Mary’s son Sam McQuiller ran a struggling air-conditioning repair shop in the building. He told the NY Post at the time:
That’s not morally right. I have a business there which is my livelihood. Selling the property was not an option.
Frank Rosemberg Tries To Scam A Woman With Alzheimer’s Disease
This bizarre saga began in January 2004. Mary McQuiller, who was 81 and already diagnosed with Alzheimer’s Disease tried to take out a second mortgage with Rosemberg’s company, RCF Capital.
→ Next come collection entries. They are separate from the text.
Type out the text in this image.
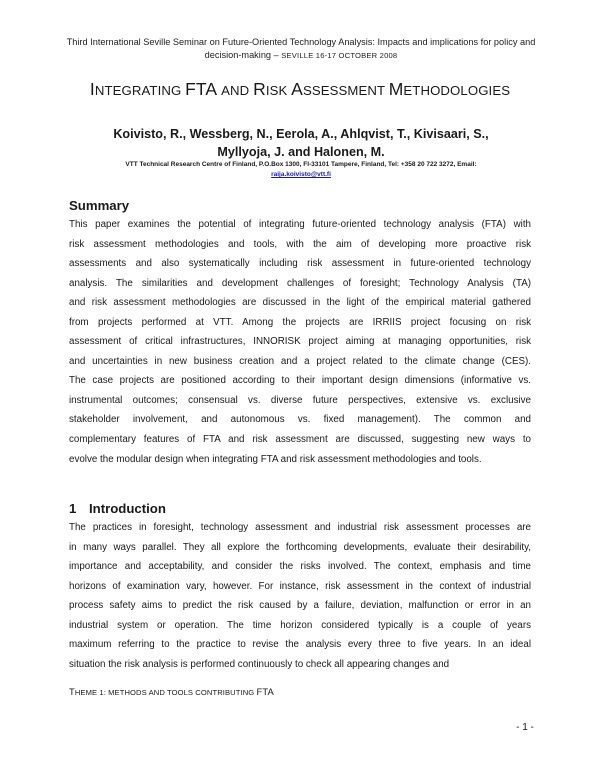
Third International Seville Seminar on Future-Oriented Technology Analysis: Impacts and implications for policy and
decision-making – SEVILLE 16-17 OCTOBER 2008
INTEGRATING FTA AND RISK ASSESSMENT METHODOLOGIES
Koivisto, R., Wessberg, N., Eerola, A., Ahlqvist, T., Kivisaari, S.,
Myllyoja, J. and Halonen, M.
VTT Technical Research Centre of Finland, P.O.Box 1300, FI-33101 Tampere, Finland, Tel: +358 20 722 3272, Email:
raija.koivisto@vtt.fi
Summary
This paper examines the potential of integrating future-oriented technology analysis (FTA) with
risk assessment methodologies and tools, with the aim of developing more proactive risk
assessments and also systematically including risk assessment in future-oriented technology
analysis. The similarities and development challenges of foresight; Technology Analysis (TA)
and risk assessment methodologies are discussed in the light of the empirical material gathered
from projects performed at VTT. Among the projects are IRRIIS project focusing on risk
assessment of critical infrastructures, INNORISK project aiming at managing opportunities, risk
and uncertainties in new business creation and a project related to the climate change (CES).
The case projects are positioned according to their important design dimensions (informative vs.
instrumental outcomes; consensual vs. diverse future perspectives, extensive vs. exclusive
stakeholder involvement, and autonomous vs. fixed management). The common and
complementary features of FTA and risk assessment are discussed, suggesting new ways to
evolve the modular design when integrating FTA and risk assessment methodologies and tools.
1 Introduction
The practices in foresight, technology assessment and industrial risk assessment processes are
in many ways parallel. They all explore the forthcoming developments, evaluate their desirability,
importance and acceptability, and consider the risks involved. The context, emphasis and time
horizons of examination vary, however. For instance, risk assessment in the context of industrial
process safety aims to predict the risk caused by a failure, deviation, malfunction or error in an
industrial system or operation. The time horizon considered typically is a couple of years
maximum referring to the practice to revise the analysis every three to five years. In an ideal
situation the risk analysis is performed continuously to check all appearing changes and
THEME 1: METHODS AND TOOLS CONTRIBUTING FTA
- 1 -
Former associates of Rosemberg say he gave McQuiller the “Queen For A Day” treatment on Jan. 20, 2004. RCF sent her a limo and whisked her away to a lawyer’s office on Staten Island. McQuiller agreed to sell the property to RCF for $175,000 nearly half it’s value.
Consequently, Sam McQuiller intervened when he heard what his mother did. He then tore up the contract and demanded Rosemberg also do the same.
Frank Rosemberg faxed a letter to Closing Attorney John Caminiti saying he was deep-sixing the deal on May 26th:
“This is an official confirmation that we are canceling the contract on the above property,”
Enter The Public Administrator
Two months later the sale suddenly came back to life. Rosenberg heard Mary McQuiller’s Alzheimer’s Disease had worsened and was dying. Rosemberg also learned Mary McQuiller did not have a will. Consequently, he sued her to enforce the sale contract and claim the building.
The Public Administrator initially fought the suit but inexplicably signed off on a deal. Rosemberg would withdraw his claim and the PA would auction the property with $85,000 earmarked for Rosemberg.
The Public Administrator also put money aside for Sam McQuiller’s debts to his previous attorneys.
Sam McQuiller’s attorney, Ravi Batra compared Rosemberg to mugger:
“People expect that their case will be safely handled in the courthouse and they will not get mugged and robbed there.”